Exactly six months ago, I talked here about pollution coming from disassembling computers and monitors. (Check "Why tech pollution's going global" if you weren't a reader at that time.)
Today, we'll speak about another kind of pollution caused by the high-tech industry. This time, the responsible is the semiconductor industry and our guide is Susan Moran
It’s the $140 billion semiconductor industry’s dirty not-so-little secret: Behind the clean rooms that churn out millions of chips every year, a filthy manufacturing process uses millions of pounds of noxious compounds, billions of gallons of water to wash them away, and a flood of toxins to dry it all out. The regimen is so poisonous that IBM and National Semiconductor recently have come under fire from environmental groups and employee lawsuits that allege clean-room jobs cause severe health problems, even death.
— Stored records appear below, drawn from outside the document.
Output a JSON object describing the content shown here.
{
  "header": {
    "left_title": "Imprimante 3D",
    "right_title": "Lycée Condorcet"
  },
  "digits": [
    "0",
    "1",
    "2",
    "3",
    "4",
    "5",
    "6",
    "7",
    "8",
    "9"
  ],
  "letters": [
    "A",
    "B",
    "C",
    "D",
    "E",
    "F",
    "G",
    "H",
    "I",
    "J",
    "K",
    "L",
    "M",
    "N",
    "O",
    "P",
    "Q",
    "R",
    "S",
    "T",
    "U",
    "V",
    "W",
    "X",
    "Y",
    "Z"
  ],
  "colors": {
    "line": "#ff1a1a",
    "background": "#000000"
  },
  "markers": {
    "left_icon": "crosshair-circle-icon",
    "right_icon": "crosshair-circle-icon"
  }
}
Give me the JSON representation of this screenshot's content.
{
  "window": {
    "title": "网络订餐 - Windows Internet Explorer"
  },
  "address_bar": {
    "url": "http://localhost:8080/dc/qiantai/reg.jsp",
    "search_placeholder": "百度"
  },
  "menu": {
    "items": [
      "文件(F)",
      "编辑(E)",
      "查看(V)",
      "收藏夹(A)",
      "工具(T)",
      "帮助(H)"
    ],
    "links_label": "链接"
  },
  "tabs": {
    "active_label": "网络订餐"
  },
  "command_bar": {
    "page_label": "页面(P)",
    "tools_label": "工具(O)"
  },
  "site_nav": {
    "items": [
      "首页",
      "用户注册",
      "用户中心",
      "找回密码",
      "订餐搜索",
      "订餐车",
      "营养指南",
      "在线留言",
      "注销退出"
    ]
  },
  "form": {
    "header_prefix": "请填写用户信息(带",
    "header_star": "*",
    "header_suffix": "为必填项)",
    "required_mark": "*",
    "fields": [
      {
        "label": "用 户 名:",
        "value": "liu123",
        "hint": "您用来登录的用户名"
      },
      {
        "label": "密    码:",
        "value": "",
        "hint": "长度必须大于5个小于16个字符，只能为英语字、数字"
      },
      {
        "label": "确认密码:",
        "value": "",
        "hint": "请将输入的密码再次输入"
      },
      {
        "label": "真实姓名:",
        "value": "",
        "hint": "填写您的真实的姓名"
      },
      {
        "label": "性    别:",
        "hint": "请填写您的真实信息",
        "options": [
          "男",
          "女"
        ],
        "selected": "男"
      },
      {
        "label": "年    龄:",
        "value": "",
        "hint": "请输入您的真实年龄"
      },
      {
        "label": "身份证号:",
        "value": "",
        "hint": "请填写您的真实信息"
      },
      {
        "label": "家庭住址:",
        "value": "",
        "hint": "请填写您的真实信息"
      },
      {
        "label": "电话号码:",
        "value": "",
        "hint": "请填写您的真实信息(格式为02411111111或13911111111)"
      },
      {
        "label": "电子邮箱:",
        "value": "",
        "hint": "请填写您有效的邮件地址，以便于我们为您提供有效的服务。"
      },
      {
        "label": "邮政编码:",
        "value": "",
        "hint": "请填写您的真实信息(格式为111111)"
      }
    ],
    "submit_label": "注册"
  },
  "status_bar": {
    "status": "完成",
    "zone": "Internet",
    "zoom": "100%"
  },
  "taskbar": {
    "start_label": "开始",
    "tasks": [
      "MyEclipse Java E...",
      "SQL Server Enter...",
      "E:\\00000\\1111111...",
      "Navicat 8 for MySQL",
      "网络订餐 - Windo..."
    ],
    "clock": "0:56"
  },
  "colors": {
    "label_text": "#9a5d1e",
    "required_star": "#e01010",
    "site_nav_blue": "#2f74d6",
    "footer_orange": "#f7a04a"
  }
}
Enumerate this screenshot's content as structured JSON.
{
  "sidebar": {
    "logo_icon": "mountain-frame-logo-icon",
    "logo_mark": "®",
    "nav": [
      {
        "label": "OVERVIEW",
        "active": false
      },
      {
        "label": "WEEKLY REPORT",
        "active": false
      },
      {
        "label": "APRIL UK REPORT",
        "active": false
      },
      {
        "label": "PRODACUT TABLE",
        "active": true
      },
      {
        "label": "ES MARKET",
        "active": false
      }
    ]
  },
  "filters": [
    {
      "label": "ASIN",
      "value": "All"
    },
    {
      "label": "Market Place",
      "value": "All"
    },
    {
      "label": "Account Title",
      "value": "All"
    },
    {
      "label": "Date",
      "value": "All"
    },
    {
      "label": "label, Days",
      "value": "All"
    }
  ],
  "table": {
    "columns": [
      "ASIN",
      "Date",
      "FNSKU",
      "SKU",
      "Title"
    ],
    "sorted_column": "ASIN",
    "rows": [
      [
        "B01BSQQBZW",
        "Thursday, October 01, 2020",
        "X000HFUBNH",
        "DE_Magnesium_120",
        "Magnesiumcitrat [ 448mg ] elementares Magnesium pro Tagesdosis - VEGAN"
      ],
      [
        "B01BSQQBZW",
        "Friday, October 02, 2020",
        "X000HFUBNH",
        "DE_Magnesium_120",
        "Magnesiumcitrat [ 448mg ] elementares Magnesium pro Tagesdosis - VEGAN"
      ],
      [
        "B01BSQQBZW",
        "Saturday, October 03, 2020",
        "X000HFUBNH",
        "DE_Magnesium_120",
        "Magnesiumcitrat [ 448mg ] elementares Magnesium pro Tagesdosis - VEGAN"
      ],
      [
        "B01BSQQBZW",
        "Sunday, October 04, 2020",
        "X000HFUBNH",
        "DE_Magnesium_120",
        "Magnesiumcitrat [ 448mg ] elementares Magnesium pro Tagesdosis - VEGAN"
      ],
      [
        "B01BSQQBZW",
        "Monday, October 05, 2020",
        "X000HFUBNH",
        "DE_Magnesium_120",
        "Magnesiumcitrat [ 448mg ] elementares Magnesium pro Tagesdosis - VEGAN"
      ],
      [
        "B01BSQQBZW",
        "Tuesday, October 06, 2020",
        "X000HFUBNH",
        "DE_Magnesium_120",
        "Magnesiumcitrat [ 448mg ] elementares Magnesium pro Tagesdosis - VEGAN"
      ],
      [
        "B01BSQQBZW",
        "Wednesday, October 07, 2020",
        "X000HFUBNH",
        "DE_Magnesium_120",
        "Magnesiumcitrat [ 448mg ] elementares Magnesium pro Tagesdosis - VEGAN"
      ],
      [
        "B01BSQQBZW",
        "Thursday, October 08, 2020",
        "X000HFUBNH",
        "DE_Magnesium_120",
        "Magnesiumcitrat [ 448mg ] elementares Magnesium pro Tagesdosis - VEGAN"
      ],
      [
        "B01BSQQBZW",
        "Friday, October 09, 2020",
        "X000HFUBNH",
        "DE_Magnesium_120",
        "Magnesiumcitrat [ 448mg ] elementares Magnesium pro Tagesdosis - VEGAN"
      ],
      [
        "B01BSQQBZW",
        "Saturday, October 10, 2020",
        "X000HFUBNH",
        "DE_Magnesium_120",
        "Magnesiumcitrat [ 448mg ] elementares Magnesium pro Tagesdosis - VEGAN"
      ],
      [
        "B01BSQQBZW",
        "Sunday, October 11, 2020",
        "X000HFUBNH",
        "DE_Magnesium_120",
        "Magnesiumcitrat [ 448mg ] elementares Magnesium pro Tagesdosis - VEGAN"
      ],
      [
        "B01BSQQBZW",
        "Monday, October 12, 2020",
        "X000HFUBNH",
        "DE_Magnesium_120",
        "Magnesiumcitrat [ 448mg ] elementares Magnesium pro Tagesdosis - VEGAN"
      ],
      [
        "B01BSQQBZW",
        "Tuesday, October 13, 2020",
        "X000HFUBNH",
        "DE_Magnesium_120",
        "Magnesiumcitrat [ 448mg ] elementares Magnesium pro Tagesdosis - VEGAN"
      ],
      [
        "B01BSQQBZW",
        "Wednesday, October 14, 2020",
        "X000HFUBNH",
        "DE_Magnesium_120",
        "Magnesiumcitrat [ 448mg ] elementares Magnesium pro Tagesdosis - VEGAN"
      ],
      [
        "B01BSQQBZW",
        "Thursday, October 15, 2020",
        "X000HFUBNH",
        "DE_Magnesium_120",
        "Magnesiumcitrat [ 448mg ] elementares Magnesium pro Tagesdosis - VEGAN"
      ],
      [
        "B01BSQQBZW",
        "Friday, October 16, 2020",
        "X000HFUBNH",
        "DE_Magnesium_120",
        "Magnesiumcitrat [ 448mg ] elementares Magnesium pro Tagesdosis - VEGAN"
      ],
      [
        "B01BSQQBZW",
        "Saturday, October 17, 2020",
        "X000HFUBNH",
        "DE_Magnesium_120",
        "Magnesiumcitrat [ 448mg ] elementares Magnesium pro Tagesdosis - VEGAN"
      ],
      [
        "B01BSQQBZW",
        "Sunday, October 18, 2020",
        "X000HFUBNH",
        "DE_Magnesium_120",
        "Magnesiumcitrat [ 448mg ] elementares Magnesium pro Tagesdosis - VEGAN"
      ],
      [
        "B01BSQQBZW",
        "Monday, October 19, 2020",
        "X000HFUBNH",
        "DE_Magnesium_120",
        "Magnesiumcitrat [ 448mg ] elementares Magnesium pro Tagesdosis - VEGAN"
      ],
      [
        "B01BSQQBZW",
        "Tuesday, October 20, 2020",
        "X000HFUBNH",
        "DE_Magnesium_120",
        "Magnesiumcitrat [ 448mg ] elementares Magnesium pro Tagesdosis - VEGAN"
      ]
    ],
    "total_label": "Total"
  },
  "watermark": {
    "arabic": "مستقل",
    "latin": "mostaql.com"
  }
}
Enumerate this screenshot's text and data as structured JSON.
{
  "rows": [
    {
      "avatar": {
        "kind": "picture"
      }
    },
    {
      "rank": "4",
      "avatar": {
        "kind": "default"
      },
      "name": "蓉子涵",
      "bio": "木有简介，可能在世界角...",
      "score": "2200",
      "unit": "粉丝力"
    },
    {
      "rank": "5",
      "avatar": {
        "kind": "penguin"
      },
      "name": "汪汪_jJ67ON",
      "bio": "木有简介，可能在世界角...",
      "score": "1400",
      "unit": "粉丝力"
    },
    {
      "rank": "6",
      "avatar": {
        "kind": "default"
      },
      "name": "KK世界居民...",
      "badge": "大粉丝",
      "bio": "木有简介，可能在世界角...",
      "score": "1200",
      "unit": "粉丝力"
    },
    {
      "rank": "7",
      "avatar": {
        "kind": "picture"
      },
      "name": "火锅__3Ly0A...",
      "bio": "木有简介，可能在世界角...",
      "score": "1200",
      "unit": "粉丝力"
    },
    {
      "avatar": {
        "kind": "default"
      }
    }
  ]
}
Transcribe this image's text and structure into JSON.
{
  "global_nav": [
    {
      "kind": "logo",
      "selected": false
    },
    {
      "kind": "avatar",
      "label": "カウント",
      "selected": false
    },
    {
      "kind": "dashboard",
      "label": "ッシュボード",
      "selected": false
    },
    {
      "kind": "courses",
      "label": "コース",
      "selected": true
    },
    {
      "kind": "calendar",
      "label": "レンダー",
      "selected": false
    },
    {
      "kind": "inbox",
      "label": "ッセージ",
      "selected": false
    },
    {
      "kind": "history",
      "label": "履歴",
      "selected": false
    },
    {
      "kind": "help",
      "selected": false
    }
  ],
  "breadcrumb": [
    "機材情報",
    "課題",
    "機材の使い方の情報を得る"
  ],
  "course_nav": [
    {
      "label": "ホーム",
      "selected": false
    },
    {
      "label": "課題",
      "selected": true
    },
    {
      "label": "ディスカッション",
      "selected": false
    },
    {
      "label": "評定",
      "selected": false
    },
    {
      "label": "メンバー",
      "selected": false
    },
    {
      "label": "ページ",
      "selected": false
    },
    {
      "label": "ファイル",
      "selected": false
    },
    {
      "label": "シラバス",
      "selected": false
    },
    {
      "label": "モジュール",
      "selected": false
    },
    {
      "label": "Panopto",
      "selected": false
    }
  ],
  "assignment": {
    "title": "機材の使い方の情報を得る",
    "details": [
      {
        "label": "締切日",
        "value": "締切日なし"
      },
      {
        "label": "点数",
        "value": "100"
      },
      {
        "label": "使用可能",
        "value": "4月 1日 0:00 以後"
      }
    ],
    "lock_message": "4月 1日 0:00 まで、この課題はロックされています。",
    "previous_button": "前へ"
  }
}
But where there’s a problem, there’s a technology waiting to solve it. A promising green chip-manufacturing process is emerging from the least likely of places -- Los Alamos National Laboratory, the world’s premier weapons lab. Known as Scorr, or supercritical carbon dioxide resist remover, the process requires no water, few of the nasty chemicals used in traditional wafer cleansing, and no drying. Scorr could save billions of dollars, conserve water, and help semiconductors grow ever smaller. "This technology could transform the industry," says Craig Taylor, leader of the Los Alamos team holding the Scorr patent.
Chip manufacturing relies on photolithography. Unfortunately, this leads to the usage of many toxic substances, like sulfuric acid or isopropyl alcohol.
The Scorr process works to replace these dangerous chemicals with supercritical carbon dioxide -- CO² that’s been placed under extreme pressure to give it the solvency of a liquid and the mobility of a gas. It removes the resist in about half the time and leaves almost no residue.
Not only Scorr is friendlier to our environment, it has a cost advantage compared to traditional processes.
IBM and Intel already are using Scorr -- at least for pilot projects. So it seems that Scorr is good news for all of us, particularly for those living near a semiconductor factory releasing toxic waters and vapors.
Here is the end of the article.
At Los Alamos, the stakes are also high for Craig Taylor and colleague Kirk Hollis. "If this isn’t in full production in two years," Hollis predicts, "we’ll be working somewhere else."